Karena itu, solusi terbaik yang berprospek damai dan manusiawi yang saya
usulkan sebagai bahan pertimbangan pemerintah Indonesia ialah:
- Pemerintah Indonesia dengan jiwa besar harus mengakui kekagagalan dan kesalahan terhadap penduduk asli Papua sejak 1 Mei 1963 sampai hari ini dan harus mengakhiri pendudukan dan penjajahan di atas Tanah Papua.
- Pemerintah Indonesia dan Rakyat Papua harus membuat perjanjian-perjanjian kerja sama dalam bidang : ekonomi, keamanan, politik dan bagaimana nasib orang-orang Melayu, Indonesia yang sudah lama berada di Papua dan termasuk penduduk Transmigrasi.
- saya ingatkan kepada pemerintah dan aparat keamanan, walaupun di Tanah Papua akan dibangun sejumlah infrastruktur milite di darat, dilaut dan di udara dan datangkan para pendatang tanpa terkendali di Tanah Papua untuk menekan orang asli Papua, tetapi saya katakan kepada Anda semua: “ Dunia tidak berada dalam pengawasan dan kontrol Indonesia.

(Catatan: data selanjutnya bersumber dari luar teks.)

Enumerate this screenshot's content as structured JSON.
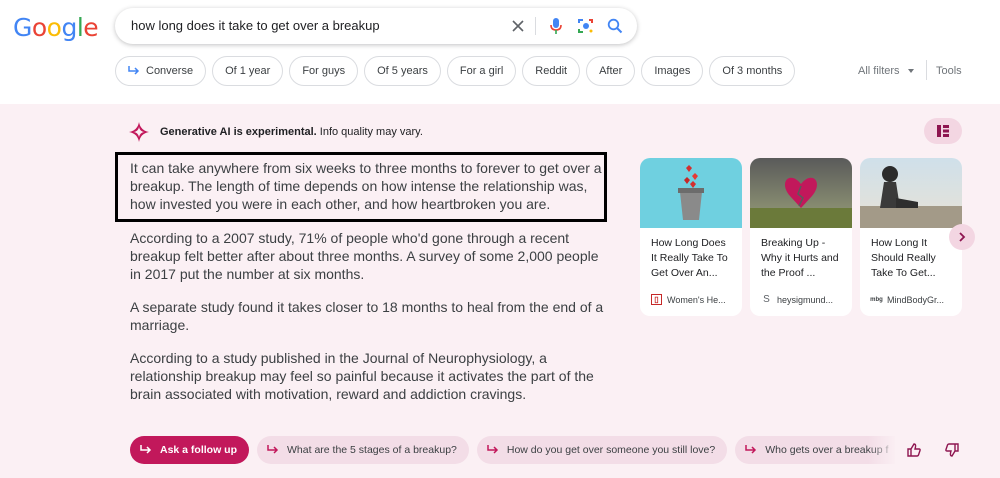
{
  "logo": {
    "letters": [
      "G",
      "o",
      "o",
      "g",
      "l",
      "e"
    ],
    "colors": [
      "#4285f4",
      "#ea4335",
      "#fbbc05",
      "#4285f4",
      "#34a853",
      "#ea4335"
    ]
  },
  "search": {
    "query": "how long does it take to get over a breakup"
  },
  "chips": [
    "Converse",
    "Of 1 year",
    "For guys",
    "Of 5 years",
    "For a girl",
    "Reddit",
    "After",
    "Images",
    "Of 3 months"
  ],
  "toolbar": {
    "all_filters": "All filters",
    "tools": "Tools"
  },
  "ai_overview": {
    "header_bold": "Generative AI is experimental.",
    "header_rest": " Info quality may vary.",
    "paragraphs": [
      "It can take anywhere from six weeks to three months to forever to get over a breakup. The length of time depends on how intense the relationship was, how invested you were in each other, and how heartbroken you are.",
      "According to a 2007 study, 71% of people who'd gone through a recent breakup felt better after about three months. A survey of some 2,000 people in 2017 put the number at six months.",
      "A separate study found it takes closer to 18 months to heal from the end of a marriage.",
      "According to a study published in the Journal of Neurophysiology, a relationship breakup may feel so painful because it activates the part of the brain associated with motivation, reward and addiction cravings."
    ],
    "cards": [
      {
        "title": "How Long Does It Really Take To Get Over An...",
        "source": "Women's He..."
      },
      {
        "title": "Breaking Up - Why it Hurts and the Proof ...",
        "source": "heysigmund..."
      },
      {
        "title": "How Long It Should Really Take To Get...",
        "source": "MindBodyGr..."
      }
    ],
    "followups": [
      "Ask a follow up",
      "What are the 5 stages of a breakup?",
      "How do you get over someone you still love?",
      "Who gets over a breakup f"
    ]
  },
  "colors": {
    "accent": "#c2185b",
    "panel_bg": "#fbf0f4"
  }
}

Indonesia sekarang sedang dipantau dan dikontrol dengan ketat setiap detik.” Ini awasan sejak dini dari seorang gembala umat, supaya Indonesia harus baik-baik dan perbaiki relasi yang manusiawi dengan penduduk asli Papua, pemilik tanah dan negeri ini. Supaya Indonesia diberkati dan dikasih oleh Tuhan.

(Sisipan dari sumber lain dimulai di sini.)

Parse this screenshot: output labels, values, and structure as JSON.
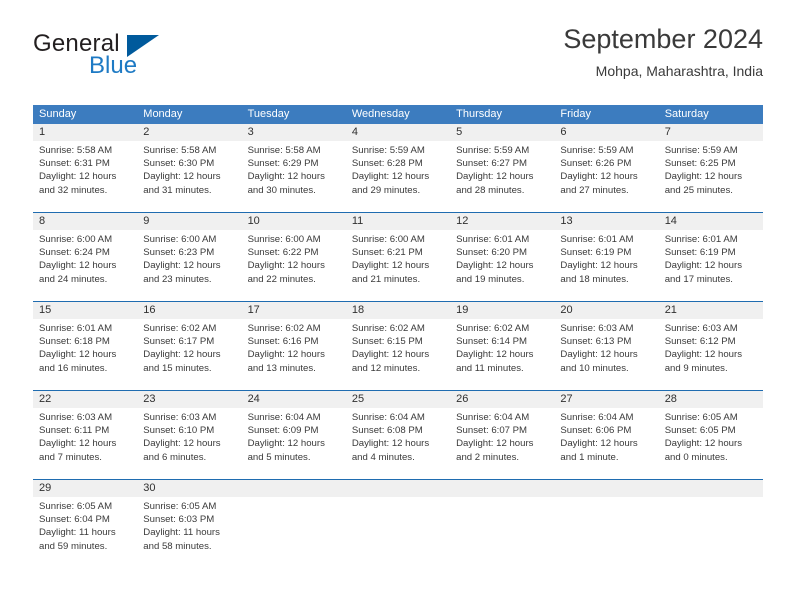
{
  "brand": {
    "word1": "General",
    "word2": "Blue",
    "triangle_icon": "triangle-logo-icon",
    "colors": {
      "word1": "#231f20",
      "word2": "#1e7ac4",
      "triangle": "#005a9c"
    }
  },
  "header": {
    "title": "September 2024",
    "subtitle": "Mohpa, Maharashtra, India"
  },
  "theme": {
    "header_blue": "#3c7cbf",
    "separator_blue": "#1f6cb0",
    "daynum_band": "#f0f0f0"
  },
  "calendar": {
    "weekdays": [
      "Sunday",
      "Monday",
      "Tuesday",
      "Wednesday",
      "Thursday",
      "Friday",
      "Saturday"
    ],
    "weeks": [
      [
        {
          "day": "1",
          "sunrise": "Sunrise: 5:58 AM",
          "sunset": "Sunset: 6:31 PM",
          "daylight_1": "Daylight: 12 hours",
          "daylight_2": "and 32 minutes."
        },
        {
          "day": "2",
          "sunrise": "Sunrise: 5:58 AM",
          "sunset": "Sunset: 6:30 PM",
          "daylight_1": "Daylight: 12 hours",
          "daylight_2": "and 31 minutes."
        },
        {
          "day": "3",
          "sunrise": "Sunrise: 5:58 AM",
          "sunset": "Sunset: 6:29 PM",
          "daylight_1": "Daylight: 12 hours",
          "daylight_2": "and 30 minutes."
        },
        {
          "day": "4",
          "sunrise": "Sunrise: 5:59 AM",
          "sunset": "Sunset: 6:28 PM",
          "daylight_1": "Daylight: 12 hours",
          "daylight_2": "and 29 minutes."
        },
        {
          "day": "5",
          "sunrise": "Sunrise: 5:59 AM",
          "sunset": "Sunset: 6:27 PM",
          "daylight_1": "Daylight: 12 hours",
          "daylight_2": "and 28 minutes."
        },
        {
          "day": "6",
          "sunrise": "Sunrise: 5:59 AM",
          "sunset": "Sunset: 6:26 PM",
          "daylight_1": "Daylight: 12 hours",
          "daylight_2": "and 27 minutes."
        },
        {
          "day": "7",
          "sunrise": "Sunrise: 5:59 AM",
          "sunset": "Sunset: 6:25 PM",
          "daylight_1": "Daylight: 12 hours",
          "daylight_2": "and 25 minutes."
        }
      ],
      [
        {
          "day": "8",
          "sunrise": "Sunrise: 6:00 AM",
          "sunset": "Sunset: 6:24 PM",
          "daylight_1": "Daylight: 12 hours",
          "daylight_2": "and 24 minutes."
        },
        {
          "day": "9",
          "sunrise": "Sunrise: 6:00 AM",
          "sunset": "Sunset: 6:23 PM",
          "daylight_1": "Daylight: 12 hours",
          "daylight_2": "and 23 minutes."
        },
        {
          "day": "10",
          "sunrise": "Sunrise: 6:00 AM",
          "sunset": "Sunset: 6:22 PM",
          "daylight_1": "Daylight: 12 hours",
          "daylight_2": "and 22 minutes."
        },
        {
          "day": "11",
          "sunrise": "Sunrise: 6:00 AM",
          "sunset": "Sunset: 6:21 PM",
          "daylight_1": "Daylight: 12 hours",
          "daylight_2": "and 21 minutes."
        },
        {
          "day": "12",
          "sunrise": "Sunrise: 6:01 AM",
          "sunset": "Sunset: 6:20 PM",
          "daylight_1": "Daylight: 12 hours",
          "daylight_2": "and 19 minutes."
        },
        {
          "day": "13",
          "sunrise": "Sunrise: 6:01 AM",
          "sunset": "Sunset: 6:19 PM",
          "daylight_1": "Daylight: 12 hours",
          "daylight_2": "and 18 minutes."
        },
        {
          "day": "14",
          "sunrise": "Sunrise: 6:01 AM",
          "sunset": "Sunset: 6:19 PM",
          "daylight_1": "Daylight: 12 hours",
          "daylight_2": "and 17 minutes."
        }
      ],
      [
        {
          "day": "15",
          "sunrise": "Sunrise: 6:01 AM",
          "sunset": "Sunset: 6:18 PM",
          "daylight_1": "Daylight: 12 hours",
          "daylight_2": "and 16 minutes."
        },
        {
          "day": "16",
          "sunrise": "Sunrise: 6:02 AM",
          "sunset": "Sunset: 6:17 PM",
          "daylight_1": "Daylight: 12 hours",
          "daylight_2": "and 15 minutes."
        },
        {
          "day": "17",
          "sunrise": "Sunrise: 6:02 AM",
          "sunset": "Sunset: 6:16 PM",
          "daylight_1": "Daylight: 12 hours",
          "daylight_2": "and 13 minutes."
        },
        {
          "day": "18",
          "sunrise": "Sunrise: 6:02 AM",
          "sunset": "Sunset: 6:15 PM",
          "daylight_1": "Daylight: 12 hours",
          "daylight_2": "and 12 minutes."
        },
        {
          "day": "19",
          "sunrise": "Sunrise: 6:02 AM",
          "sunset": "Sunset: 6:14 PM",
          "daylight_1": "Daylight: 12 hours",
          "daylight_2": "and 11 minutes."
        },
        {
          "day": "20",
          "sunrise": "Sunrise: 6:03 AM",
          "sunset": "Sunset: 6:13 PM",
          "daylight_1": "Daylight: 12 hours",
          "daylight_2": "and 10 minutes."
        },
        {
          "day": "21",
          "sunrise": "Sunrise: 6:03 AM",
          "sunset": "Sunset: 6:12 PM",
          "daylight_1": "Daylight: 12 hours",
          "daylight_2": "and 9 minutes."
        }
      ],
      [
        {
          "day": "22",
          "sunrise": "Sunrise: 6:03 AM",
          "sunset": "Sunset: 6:11 PM",
          "daylight_1": "Daylight: 12 hours",
          "daylight_2": "and 7 minutes."
        },
        {
          "day": "23",
          "sunrise": "Sunrise: 6:03 AM",
          "sunset": "Sunset: 6:10 PM",
          "daylight_1": "Daylight: 12 hours",
          "daylight_2": "and 6 minutes."
        },
        {
          "day": "24",
          "sunrise": "Sunrise: 6:04 AM",
          "sunset": "Sunset: 6:09 PM",
          "daylight_1": "Daylight: 12 hours",
          "daylight_2": "and 5 minutes."
        },
        {
          "day": "25",
          "sunrise": "Sunrise: 6:04 AM",
          "sunset": "Sunset: 6:08 PM",
          "daylight_1": "Daylight: 12 hours",
          "daylight_2": "and 4 minutes."
        },
        {
          "day": "26",
          "sunrise": "Sunrise: 6:04 AM",
          "sunset": "Sunset: 6:07 PM",
          "daylight_1": "Daylight: 12 hours",
          "daylight_2": "and 2 minutes."
        },
        {
          "day": "27",
          "sunrise": "Sunrise: 6:04 AM",
          "sunset": "Sunset: 6:06 PM",
          "daylight_1": "Daylight: 12 hours",
          "daylight_2": "and 1 minute."
        },
        {
          "day": "28",
          "sunrise": "Sunrise: 6:05 AM",
          "sunset": "Sunset: 6:05 PM",
          "daylight_1": "Daylight: 12 hours",
          "daylight_2": "and 0 minutes."
        }
      ],
      [
        {
          "day": "29",
          "sunrise": "Sunrise: 6:05 AM",
          "sunset": "Sunset: 6:04 PM",
          "daylight_1": "Daylight: 11 hours",
          "daylight_2": "and 59 minutes."
        },
        {
          "day": "30",
          "sunrise": "Sunrise: 6:05 AM",
          "sunset": "Sunset: 6:03 PM",
          "daylight_1": "Daylight: 11 hours",
          "daylight_2": "and 58 minutes."
        },
        {
          "day": "",
          "sunrise": "",
          "sunset": "",
          "daylight_1": "",
          "daylight_2": ""
        },
        {
          "day": "",
          "sunrise": "",
          "sunset": "",
          "daylight_1": "",
          "daylight_2": ""
        },
        {
          "day": "",
          "sunrise": "",
          "sunset": "",
          "daylight_1": "",
          "daylight_2": ""
        },
        {
          "day": "",
          "sunrise": "",
          "sunset": "",
          "daylight_1": "",
          "daylight_2": ""
        },
        {
          "day": "",
          "sunrise": "",
          "sunset": "",
          "daylight_1": "",
          "daylight_2": ""
        }
      ]
    ]
  }
}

Pemerintah Indonesia dan aparat keamanan
yang bertugas di Tanahnya orang Melanesia Papua ini diharapkan supaya
mempelajari dan merenungkan nubuatan ini. ”Di Tanah ini, kita bekerja
di antara satu bangsa (Papua) yang kita tidak tahu apa maksud TUHAN buat
bangsa ini. Di Tanah ini, kita boleh pegang kemudi tetapi kita tidak
menentukan arah angin, arus, dan gelombang di laut serta tujuan yang
hendak kita capai di Tanah ini. Siapa yang bekerja dengan jujur, setia,
dan dengar-dengaran pada Firman Allah di Tanah ini, maka ia akan
berjalan dari satu pendapatan heran yang satu ke pendapatan heran yang
lain” ( Pdt. Isaac Samuel Kijne, Holandia Binnen, Numbay/Abepura, 26
Oktober 1956).
Sebenarnya, Otonomi Khusus 2001 adalah
kesempatan emas dan peluang terakhir bagi Indonesia untuk membangun
kembali kepercayaan (trust) dan memulihkan hubungan harmonis dengan
rakyat Papua, tapi sayang, OTSUS GAGAL. Pemerintah Indonesia selalu
memakai kaca mata lama yaitu kecurigaan yang berlebihan kepada
orang-orang asli Papua dengan memelihara stigma separastime selama ini,
dan hasilnya bayi Papua merdeka terus bertumbuh dan berkembang di hati
rakyat Papua.
Selama kurun waktu sejak 1 Mei 1963-2013
ini, hampir 49 tahun, Pemerintah Indonesia telah gagal meminimalisasi
(menurunkan) atau setidaknya menghilangkan tuntutan rakyat Papua untuk
merdeka yang mencapai 95% tahun 1969. Kurun waktu 49 tahun adalah
waktu yang cukup panjang tapi Pemerintah Indonesia gagal dan hanya
berhasil menunjukan wajah dan watak kekerasan dan kejahatan kemanusiaan
yang suram terhadap penduduk asli Papua.
Pemerintah Indonesia telah gagal menjaga
martabat dan kedaulatan manusia Papua sehingga tidak berhasil
menurunkan tuntutan rakyat Papua dari mayoritas ke level minoritas atau
segelintir orang. Pemerintah Indonesia hanya sukses mengintegrasikan
ekonomi dengan kekuatan politik dan keamanan ke dalam Indonesia tapi
manusia Papua disingkirkan dari tanah leluhur mereka dan dibantai
seperti hewan dengan stigma anggota OPM dan pelaku makar. Akhirnya,
”…. Bangsa ini akan bangkit dan memimpin dirinya sendiri.” Dan
tergenapilah seperti Sudjarwo mengakui: “ banyak orang Papua
kemungkinan tidak setuju tinggal dengan Indonesia.”(Ketua Umum Badan Pelayan Pusat Persekutuan Gereja-gereja Baptis Papua)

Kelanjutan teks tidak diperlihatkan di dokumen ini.